OHAL uygulamalarının hukuk içinde yapılmadığından, “darbe
girişimi” ile Anayasa ve temel hak ve hürriyetler çerçevesinde
mücadele edilmediğinden, OHAL’le hukukun tasfiye edildiğinden içte
ve dışta birçok çevre gibi iktidara yakın mahfiller de
şikâyetçi.
Son dönemde on binlerce insanın ne ile suçlandıklarını dahi
bilmeden, savunmaları da alınmadan yoğun tasfiye, ihraç, gözaltı ve
tutuklanmalarıyla ayyuka çıkan haksızlıkların hukukî
geçerliliği iktidar cânibinde de endişe ile tartışılıyor.
Hukuksuzluğun OHAL’le meşrulaştırıldığına dikkat çeken Ahmet Taşgetiren’in, “Daha iddianamesi bile yazılmadan yaşanan uzun tutukluklar peşin bir cezâlandırma süreci olarak devrede. ‘Herkes suçluluğu ispat edilinceye kadar suçsuzdur’ kuralı da neredeyse OHAL’e kurban gitmiş durumda, şüpheden sanık yararlanır kuralı da… Suçsuzluğu ispat kuralı işliyor ya da şüpheden devlet yararlanır kuralı (…) Her şeyin varıp ‘OHAL uygulaması’ ile meşrulaştırıldığı bir süreç yaşanıyor” yakınması bunun en açık ifâdesi. (Star. 30 5.17)

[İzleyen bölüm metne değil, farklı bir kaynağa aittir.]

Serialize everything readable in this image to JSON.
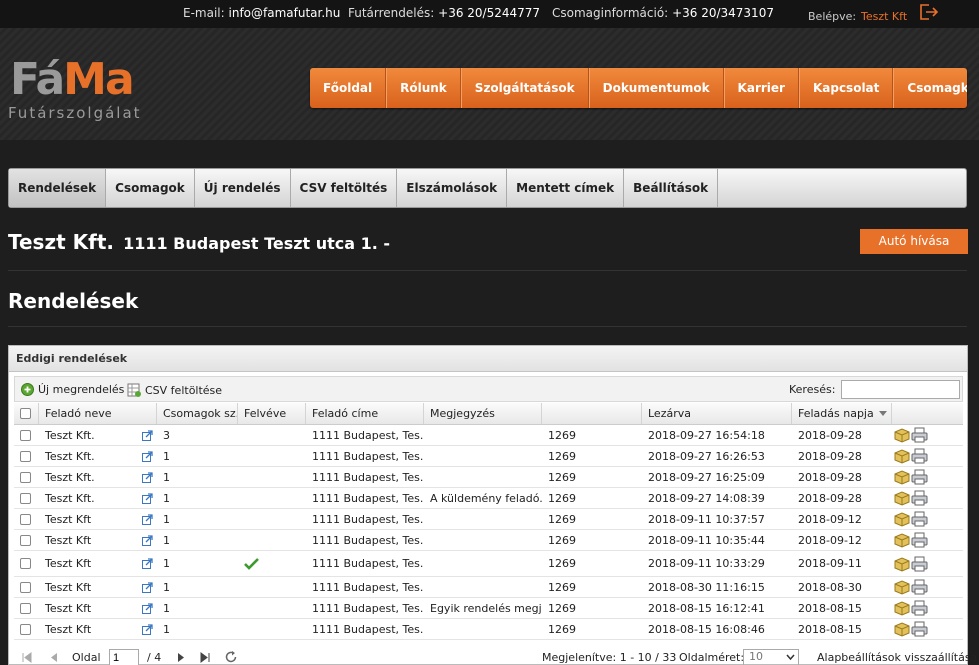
{
  "topbar": {
    "email_label": "E-mail:",
    "email": "info@famafutar.hu",
    "order_label": "Futárrendelés:",
    "order_phone": "+36 20/5244777",
    "parcel_label": "Csomaginformáció:",
    "parcel_phone": "+36 20/3473107",
    "login_label": "Belépve:",
    "user": "Teszt Kft"
  },
  "logo": {
    "part1": "Fá",
    "part2": "Ma",
    "subtitle": "Futárszolgálat"
  },
  "main_nav": [
    "Főoldal",
    "Rólunk",
    "Szolgáltatások",
    "Dokumentumok",
    "Karrier",
    "Kapcsolat",
    "Csomagkövetés"
  ],
  "sub_nav": [
    "Rendelések",
    "Csomagok",
    "Új rendelés",
    "CSV feltöltés",
    "Elszámolások",
    "Mentett címek",
    "Beállítások"
  ],
  "company": {
    "name": "Teszt Kft.",
    "address": "1111 Budapest Teszt utca 1. -"
  },
  "auto_button": "Autó hívása",
  "page_title": "Rendelések",
  "panel_title": "Eddigi rendelések",
  "toolbar": {
    "new_order": "Új megrendelés",
    "csv_upload": "CSV feltöltése",
    "search_label": "Keresés:"
  },
  "columns": [
    "Feladó neve",
    "Csomagok sz.",
    "Felvéve",
    "Feladó címe",
    "Megjegyzés",
    "",
    "Lezárva",
    "Feladás napja"
  ],
  "rows": [
    {
      "name": "Teszt Kft.",
      "count": "3",
      "picked": false,
      "address": "1111 Budapest, Tes...",
      "note": "",
      "code": "1269",
      "closed": "2018-09-27 16:54:18",
      "date": "2018-09-28"
    },
    {
      "name": "Teszt Kft.",
      "count": "1",
      "picked": false,
      "address": "1111 Budapest, Tes...",
      "note": "",
      "code": "1269",
      "closed": "2018-09-27 16:26:53",
      "date": "2018-09-28"
    },
    {
      "name": "Teszt Kft.",
      "count": "1",
      "picked": false,
      "address": "1111 Budapest, Tes...",
      "note": "",
      "code": "1269",
      "closed": "2018-09-27 16:25:09",
      "date": "2018-09-28"
    },
    {
      "name": "Teszt Kft.",
      "count": "1",
      "picked": false,
      "address": "1111 Budapest, Tes...",
      "note": "A küldemény feladó...",
      "code": "1269",
      "closed": "2018-09-27 14:08:39",
      "date": "2018-09-28"
    },
    {
      "name": "Teszt Kft",
      "count": "1",
      "picked": false,
      "address": "1111 Budapest, Tes...",
      "note": "",
      "code": "1269",
      "closed": "2018-09-11 10:37:57",
      "date": "2018-09-12"
    },
    {
      "name": "Teszt Kft",
      "count": "1",
      "picked": false,
      "address": "1111 Budapest, Tes...",
      "note": "",
      "code": "1269",
      "closed": "2018-09-11 10:35:44",
      "date": "2018-09-12"
    },
    {
      "name": "Teszt Kft",
      "count": "1",
      "picked": true,
      "address": "1111 Budapest, Tes...",
      "note": "",
      "code": "1269",
      "closed": "2018-09-11 10:33:29",
      "date": "2018-09-11"
    },
    {
      "name": "Teszt Kft",
      "count": "1",
      "picked": false,
      "address": "1111 Budapest, Tes...",
      "note": "",
      "code": "1269",
      "closed": "2018-08-30 11:16:15",
      "date": "2018-08-30"
    },
    {
      "name": "Teszt Kft",
      "count": "1",
      "picked": false,
      "address": "1111 Budapest, Tes...",
      "note": "Egyik rendelés megj...",
      "code": "1269",
      "closed": "2018-08-15 16:12:41",
      "date": "2018-08-15"
    },
    {
      "name": "Teszt Kft",
      "count": "1",
      "picked": false,
      "address": "1111 Budapest, Tes...",
      "note": "",
      "code": "1269",
      "closed": "2018-08-15 16:08:46",
      "date": "2018-08-15"
    }
  ],
  "pager": {
    "page_label": "Oldal",
    "page": "1",
    "of_total": "/ 4",
    "displayed": "Megjelenítve: 1 - 10 / 33",
    "page_size_label": "Oldalméret:",
    "page_size": "10",
    "reset": "Alapbeállítások visszaállítása"
  },
  "colors": {
    "accent": "#e8712a",
    "background": "#1e1e1e"
  }
}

HANİ “YANLIŞLAR DÜZELTİLECEKTİ”…
Keza ilgisiz kişilerin tutuklandığı medya operasyonlarını eleştiren Nagehan Alçı’nın, “Hâkimler ve savcılara bir kez daha sesleniyor hatta yalvarıyorum, lütfen hep birlikte bu ülkede gerçek bir devlet aklına ihtiyacımız var” çağrısı çarpıcı. (Milliyet,28.5.17
Mehmet Metiner’in bile televizyonda “mağduriyetlere” yönelik tepkileri kabul edip, “Yargısal işlemlerin hepsine sahip çıkmıyoruz. Hiçbir mağduriyet yaşanmadı demiyoruz” demek durumunda kalması dikkate değer.
Bilindiği gibi, Cumhurbaşkanı “At izi it izine karıştı” çıkışıyla hiç ilgisi olmayan insanların da yaftalandığından yakınmıştı. Başbakan, “Kurunun yanında yaş da yanıyor, listelerde kimlerin adının yer aldığını, haber olunca öğreniyoruz” serzenişinde bulunmuştu. Ve Başbakan yardımcısı, “Yanlışlar düzeltilecek” sözünü vermişti.
Ancak aradan on ay geçtiği halde, çoğu asılsız/imzasız ihbarlarla, MİT raporlarıyla hazırlanan her KHK ile mağduriyetlere yenileri ekleniyor ve yeni KHK’lardan bahsediliyor.